The second half began as if the contest had moved to a local playground, with reckless and largely fruitless end-to-end play featuring lots of ill-advised moves and more misses. This gradually worked to Arkansas' benefit, mostly due to Fortson's quickness, and the Razorbacks crept within nine points at the first TV break. And good boardwork of their own misses helped make it 58-51 five minutes into the period. Stansbury put Bost back on the court and a couple of scoreless turns for both teams later the point guard was left open in the right corner.

"We knew it was going to be a fight to the end, they weren't going to give up," said Varnado, who had to adapt his swatting style for the nerveless Fortson who repeatedly challenged a center standing almost a foot taller. "Fortson did a good job of flashing in the lane and creating open shots for his bigs or just laying it up," Varnado said. "For a ten-minute stretch he avoided my hand. So I had to adjust and wait until he jumped and the ball left his hand. And go get it." Which he did, repeatedly.

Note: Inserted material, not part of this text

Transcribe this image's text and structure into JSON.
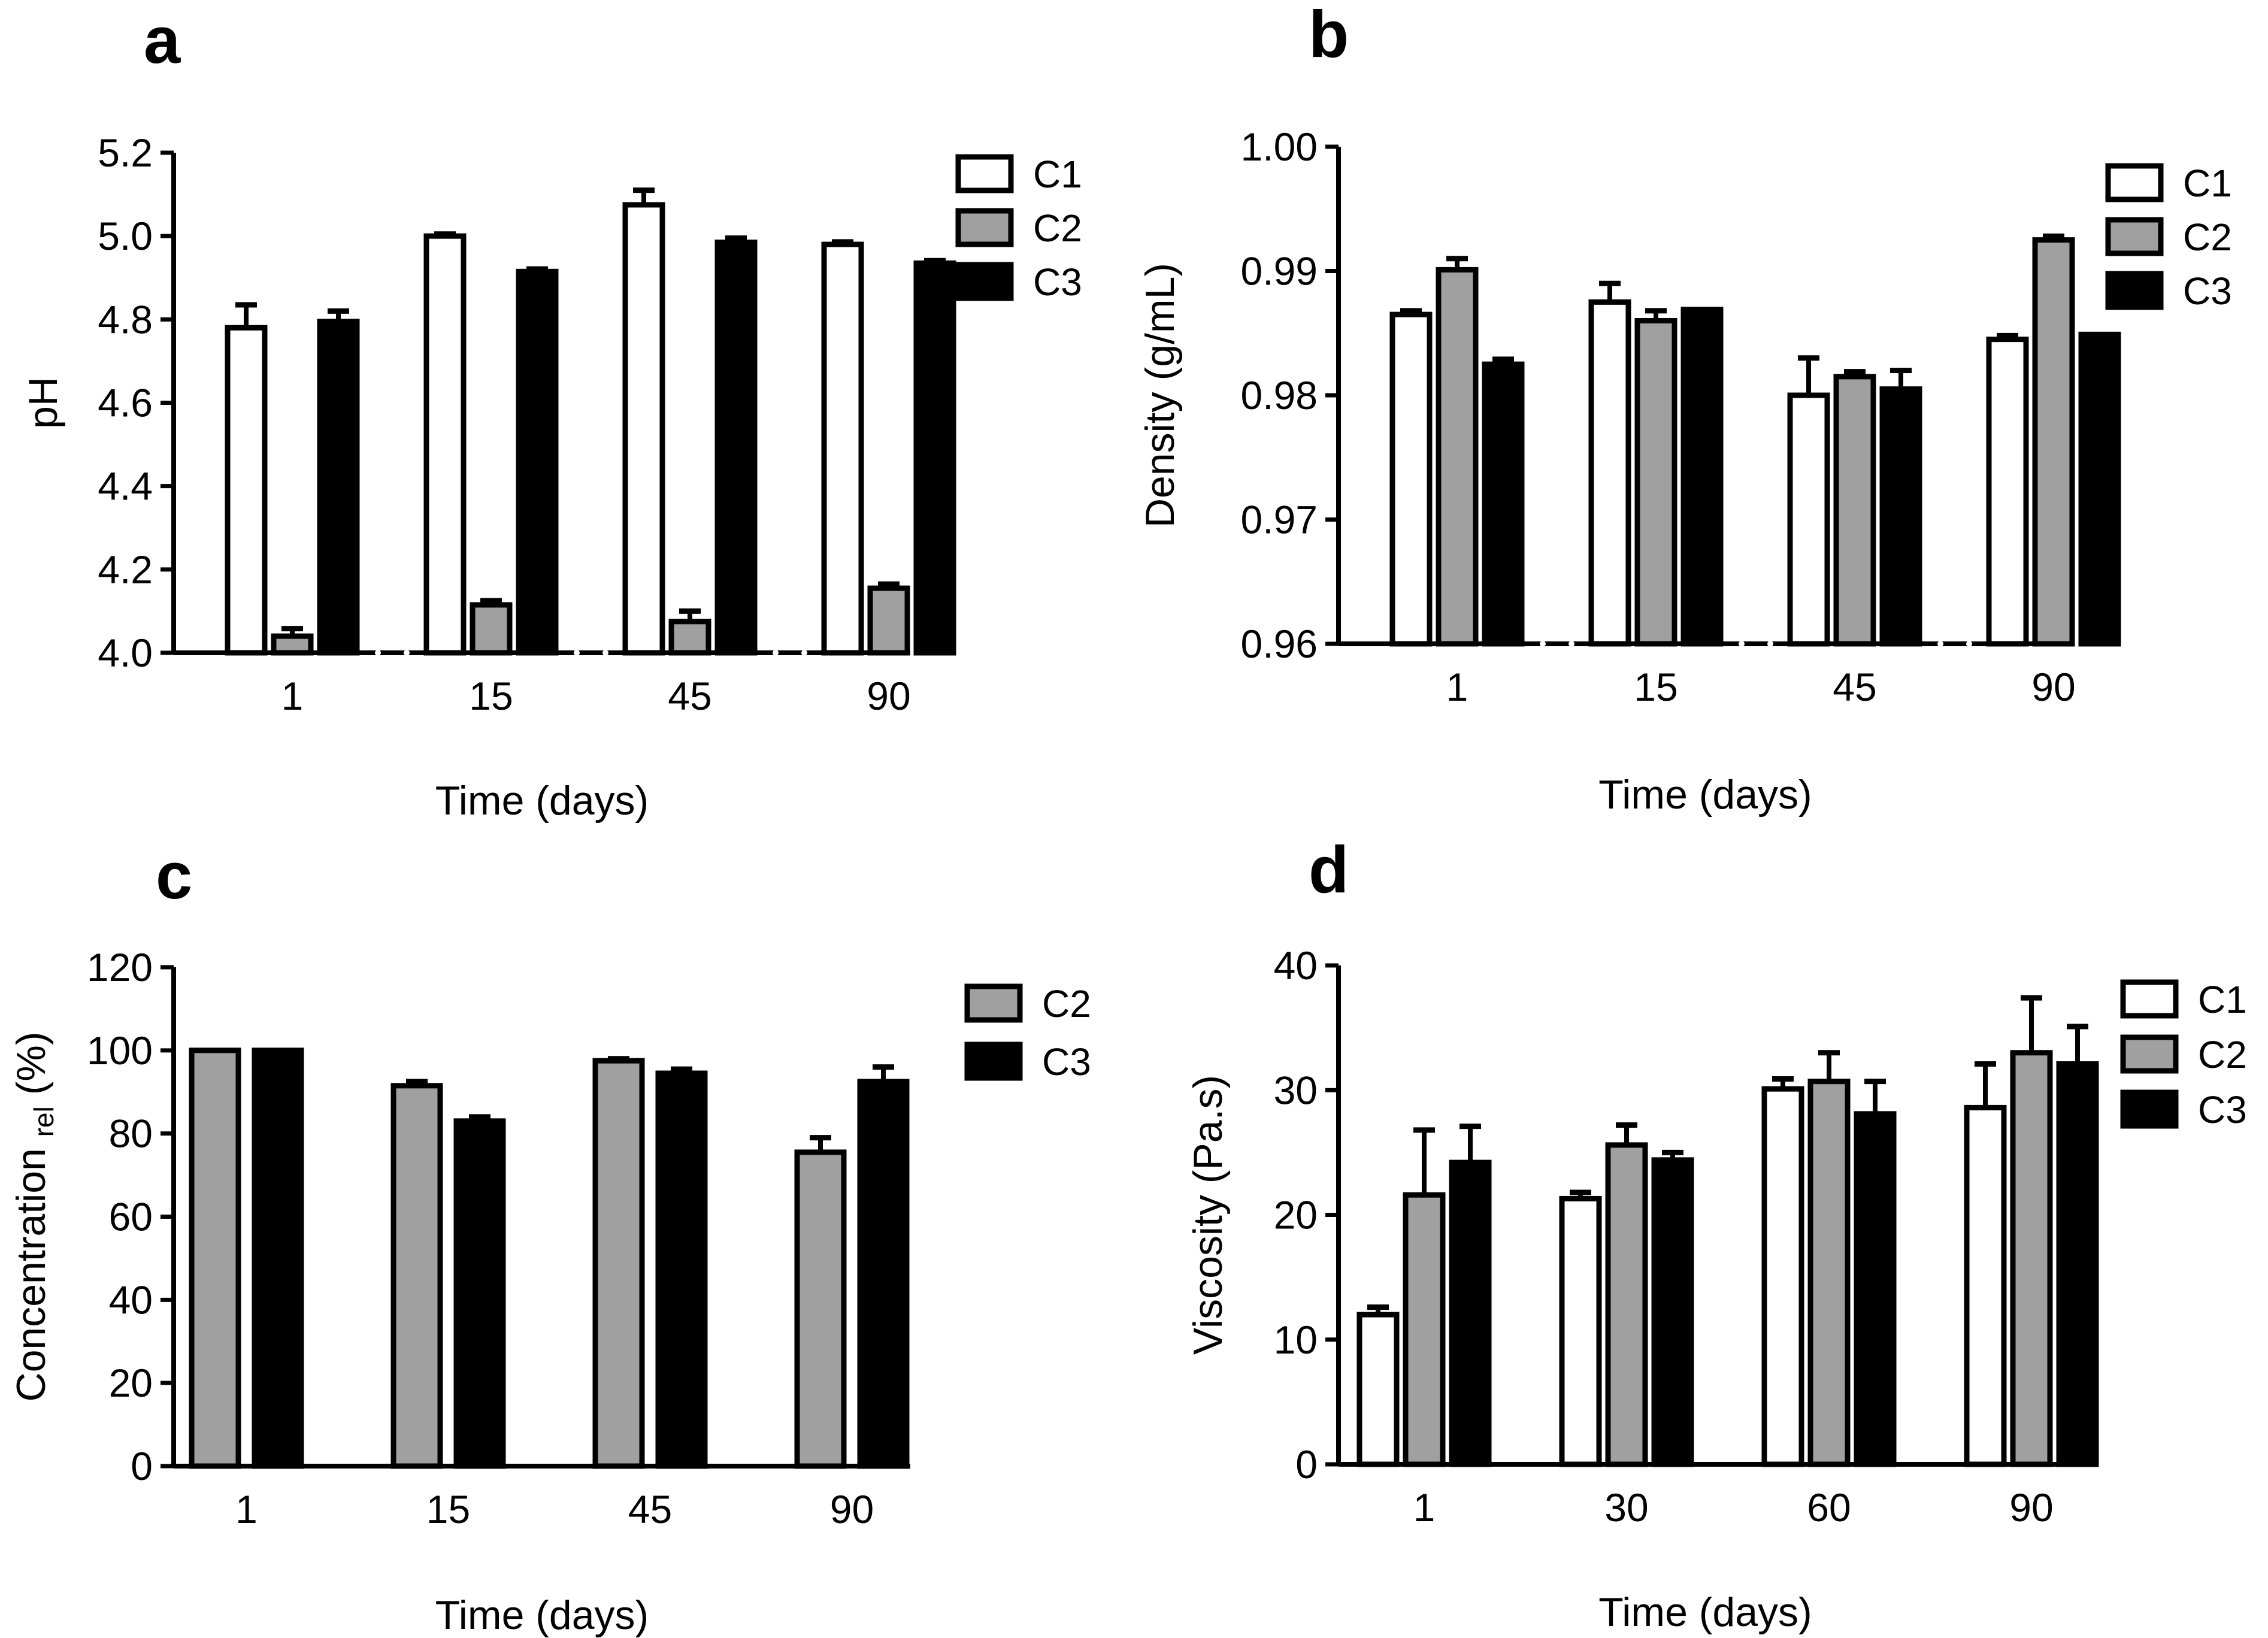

Still the Razorbacks weren't done, hanging within the 9-to-12 point range until five minutes of the game. As Osby said, "They've got a lot of talented guys so Coach told us to prepare because they were going to make a run eventually." A combination of second-chance scores, including a kick-out trey by Stef Walsh, and some free throwing made it a 73-67 scoreboard. Inside three minutes Powell scored over F Kodi Augustus and it was a five point difference. Arkansas missed consecutive chances to draw closer but still had the ball at 89 seconds with a timeout to talk.

Stewart wouldn't let Clarke get open so the Hogs worked inside for Washington…or tried to. Because Fortson's bounce pass ended up in Bost's hands. State made nothing of the possession but did burn off clock so when Washington did get a jumper to drop for a three-point margin less than half-a-minute remained. Bost was fouled and while he hit just the second free chance it made for a two-score lead.

And G Phil Turner, reprising his big moment at last year's SEC Tournament, stole the inbounds pass. "We put him in to make a play and he made a huge play for us," said Stansbury. "Turner also made just one free throw at 24.2 for a 81-76 cushion. Arkansas didn't force the obvious three, settling for a drive that had to be rebounded and scored. Bost again knocked down a lone charity pitch and it was enough at 7.4 seconds to make Fortson's putback at the buzzer meaningless.

"It slowly started to go away, but we got a couple of good stops and made some shots and kept the lead," said Johnson.

If Stansbury liked how the game began more than the waning minutes, at least the finish showed his team's resilience under pressure. "We came out ready to play. If we hadn't you know what the result would have been," he said. "We missed some free throws and they made a couple of plays to make it exciting." Just not enough to spoil State's home league opener or knock them out of the West lead.

Besides, there was history made in the Hump and more is coming as Varnado now needs 52 more blocks to set the NCAA record. His evening's effort moved him past Tim Duncan for third place on the all-time list with 484 and he goes into Saturday's afternoon home game with Georgia only eight behind Adonal Foyle for second spot.

The home crowd of 8,339 got to see the new countdown banner hanging on the inner concourse wall, marking how many more blocks Varnado requires to set the collegiate standard. "I saw that the other day and it just shows how good fans are to me," he said.

The Bulldogs-vs.-Bulldogs match tips off at 2:00.